The PPOD Index was developed to answer the question, “What is the likelihood (0–100%) that an individual patient meets or exceeds the diagnostic threshold for a particular disorder given his or her pattern of symptoms?” (Lindhiem et al., 2013). In this study, we extend the PPOD Index by adapting it for use as a screening aid. Specifically, we proposed a simple method to make the PPOD Index more conservative when applied to screening data—which typically come from settings where the target condition will be rare, thereby improving its calibration. The adjustment takes into account the base rate of the new criterion (in this case a final consensus diagnosis) and results in enhanced calibration. Accurate calibration is vital when a clinical tool will be used to guide clinical decision-making at an individual level. We applied the PPOD Index to screening data from the parent-report form of the VAS and demonstrated a method to enhance accuracy in terms of calibration. Our results suggest that the original PPOD Index was poorly calibrated (over-confident) when applied to screening data, but is easily adjusted by re-applying Bayes’ theorem to predict the probability of the new criterion.

Clinical Implications

Implementation of the PPOD Index in pediatric and other primary care settings has the potential to minimize inaccuracies in diagnoses that stem from a reliance on data from unstructured diagnostic interviews or screening instruments, which yield a lower degree of confidence in diagnosis as compared to gold-standard diagnostic evaluations informed by multiple sources. Unstructured interviews remain the most common method of making diagnoses in practice, despite extensively documented shortcomings in terms of accuracy and vulnerability to biases (Garb, 1998; Rettew, Lynch, Achenbach, Dumenci, & Ivanova, 2009). As discussed earlier, rating scales can have adequate discriminability, but poor calibration in the sense that they are inconsistent regarding how well their predicted probabilities map onto individual patients’ observed outcomes. The adjusted PPOD Index is designed to provide information that will help clinicians to interpret screening results and, in turn, make more informed clinical decisions. Specifically, the adjusted PPOD Index informs the clinician how likely his or her patient is to have a particular disorder based on the patient’s pattern of responses on a particular screening instrument. Whereas the original PPOD Index does a similar task for actual symptom patterns, we modified the adjusted PPOD Index to yield more appropriately conservative estimates.

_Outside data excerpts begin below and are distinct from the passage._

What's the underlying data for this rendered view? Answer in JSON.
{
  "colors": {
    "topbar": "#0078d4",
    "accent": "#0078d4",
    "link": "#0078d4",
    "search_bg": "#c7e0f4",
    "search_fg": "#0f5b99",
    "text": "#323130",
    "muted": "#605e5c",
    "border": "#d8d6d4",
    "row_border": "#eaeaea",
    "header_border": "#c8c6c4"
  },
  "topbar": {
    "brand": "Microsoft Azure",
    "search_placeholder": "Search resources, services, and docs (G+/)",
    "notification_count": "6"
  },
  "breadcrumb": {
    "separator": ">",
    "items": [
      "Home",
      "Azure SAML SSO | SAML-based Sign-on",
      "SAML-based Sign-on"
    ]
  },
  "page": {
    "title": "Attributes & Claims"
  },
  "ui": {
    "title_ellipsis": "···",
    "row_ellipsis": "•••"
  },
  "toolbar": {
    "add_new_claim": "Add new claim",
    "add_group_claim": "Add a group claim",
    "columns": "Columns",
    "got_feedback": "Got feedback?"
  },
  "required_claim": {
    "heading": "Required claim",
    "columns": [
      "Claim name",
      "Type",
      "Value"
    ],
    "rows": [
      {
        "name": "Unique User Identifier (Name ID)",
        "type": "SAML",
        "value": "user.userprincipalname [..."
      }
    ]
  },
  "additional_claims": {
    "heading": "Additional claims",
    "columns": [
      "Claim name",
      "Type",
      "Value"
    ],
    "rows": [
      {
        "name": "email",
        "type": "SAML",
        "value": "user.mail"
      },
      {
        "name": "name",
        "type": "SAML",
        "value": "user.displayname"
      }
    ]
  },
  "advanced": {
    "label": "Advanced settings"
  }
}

The information provided by the adjusted PPOD Index may inform a clinician’s decision regarding whether or not to seek a second opinion, perform additional assessment of a particular diagnosis, or to obtain information from additional sources. On a larger scale, data derived from the adjusted PPOD Index may allow healthcare settings to flag sub-populations of patients for targeted assessment and treatment. For example, in situations in which rating scale data is obtained by patients at intake and recorded in their medical records, the adjusted PPOD Index, which could be programmed into electronic medical record algorithms, could indicate to clinicians which patients need additional attention. The entire process of identifying high-risk patients could occur in the background, prior to clinician’s involvement. This notion is attractive, especially given the many competing demands that exist in healthcare settings and the scarcity of resources, including staff time and sufficient insurance reimbursement, to address them (Gardner, Kelleher, Pajer, & Campo, 2003; Knapp & Foy, 2012; Wren, Bridge, & Birmaher, 2004). With technological advances happening rapidly and electronic medical records becoming more prevalent and sophisticated, the feasibility of implementing the adjusted PPOD Index within healthcare settings is quite promising.

A second benefit of supplementing rating scale data with the adjusted PPOD Index is the ability to inform consumers of mental health services about how confident a clinician is regarding her or her child’s diagnostic status. Providing confidence information in a way that is intuitive to consumers empowers them to make informed decisions regarding treatment and whether to pursue a second opinion. Further, it communicates to patients information that reflects the seriousness or certainty of the condition, which may influence their adherence to treatment recommendations. With growing recognition that creating informed consumers of mental health is critical for establishing widespread practice of evidence-based assessment and treatment (e.g., Bielavitz & Pollack, 2011; Nakamura, Chorpita, Hirsch, Daleiden, Slavin,, Amundson, & Vorsino, 2011), there appears to be high demand for a clinical decision-support tool such as the PPOD Index.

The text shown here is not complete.